大阪高裁の決定は、弁護側の主張をほぼ認める内容でした。まず、本件火災の原因として、満タン給油直後であった軽自動車からガソリンが漏れ、風呂釜種火に引火した事故であった具体的可能性(自然発火の具体的可能性)が否定できないとし、その上で、有罪の根拠とされた自白には有罪を認定するに足りる信用性がないと判断したのです。不幸な火災事故が、「保険金詐取目的放火殺人」という冤罪事件に作り上げられてしまったことが明らかとなったのです。

高裁は「即時抗告棄却」の決定と同時に、二人に対するこれ以上の身柄拘束は正義に反するとして、刑の執行停止を決定。
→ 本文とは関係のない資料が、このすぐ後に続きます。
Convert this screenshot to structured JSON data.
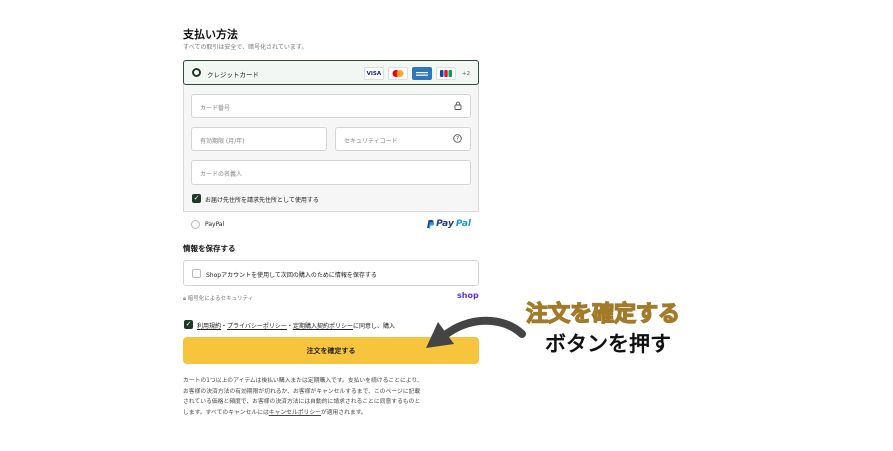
{
  "payment": {
    "title": "支払い方法",
    "subtitle": "すべての取引は安全で、暗号化されています。",
    "credit_card_label": "クレジットカード",
    "card_logos": [
      "VISA",
      "MC",
      "AMEX",
      "JCB"
    ],
    "more_cards": "+2",
    "card_number_placeholder": "カード番号",
    "expiry_placeholder": "有効期限 (月/年)",
    "security_code_placeholder": "セキュリティコード",
    "name_placeholder": "カードの名義人",
    "billing_same_label": "お届け先住所を請求先住所として使用する",
    "paypal_label": "PayPal",
    "paypal_logo_pay": "Pay",
    "paypal_logo_pal": "Pal"
  },
  "save_info": {
    "title": "情報を保存する",
    "checkbox_label": "Shopアカウントを使用して次回の購入のために情報を保存する",
    "secure_note": "暗号化によるセキュリティ",
    "shop_logo": "shop"
  },
  "terms": {
    "link1": "利用規約",
    "sep1": "・",
    "link2": "プライバシーポリシー",
    "sep2": "・",
    "link3": "定期購入契約ポリシー",
    "rest": "に同意し、購入"
  },
  "order_button_label": "注文を確定する",
  "notice": {
    "line1": "カートの1つ以上のアイテムは後払い購入または定期購入です。支払いを続けることにより、",
    "line2": "お客様の決済方法の有効期限が切れるか、お客様がキャンセルするまで、このページに記載",
    "line3": "されている価格と頻度で、お客様の決済方法には自動的に請求されることに同意するものと",
    "line4_pre": "します。すべてのキャンセルには",
    "line4_link": "キャンセルポリシー",
    "line4_post": "が適用されます。"
  },
  "annotation": {
    "line1": "注文を確定する",
    "line2": "ボタンを押す"
  },
  "colors": {
    "accent_dark_green": "#1d3a29",
    "button_yellow": "#f7c53d",
    "annotation_gold": "#f0c36a",
    "shop_purple": "#5a31f4"
  }
}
10月26日、和歌山刑務所で受刑中の青木さんと、大分刑務所で受刑中の朴さんは、逮捕から20年の時を経て、ようやく釈放されました。

 

【失われた20年の意味するもの】

釈放の日、大分刑務所に迎えに行った私は、午後2時、刑務所の開いたシャッターから出てきた朴さんと初めて握手を交わしました。1995年は私が弁護士登録をした年でもあり、朴さんとの関わりは20年になります。でも話をするのはいつもアクリル板越しでした。大分刑務所前に集まった報道陣、支援者を前に、彼は、「自由の身になり感無量。まるで遠い外国の地に立っているようで、まだ、現実感がありません」と述べていました。釈放後、朴さんは、支援者が淹れてくれたコーヒーを美味しそうに飲みほし、また、伊丹に向かう機上では、関西が近づくにつれ輝きを増す夜景を、ずっと黙って眺めていました。絶望することなく無実を訴え続け、ようやく自由の身になったことを実感した時ではなかったかと思います。

振り返って、なぜ、二人が長期間、放火殺人犯という汚名を着せられ自由を奪われる必要があったのか、改めて検証される必要があると思います。軽視された科学捜査、取調室という密室での自白強要の事実、そして、何よりも捜査段階でできあがった自白を易々と信じ、自白にのっかかってなされている刑事裁判の事実認定の危うさです。また、公益の代表者である検察官が重要な証拠を開示しようとせず、そのために、審理が長期化し、事実認定が歪められてきた実態も改めて検証される必要があります。

高裁の即時抗告棄却決定に対して、検察は最高裁への特別抗告を断念し、2009年に申し立てた再審請求は確定しました。今年、裁判のやり直し(再審公判)が始まります。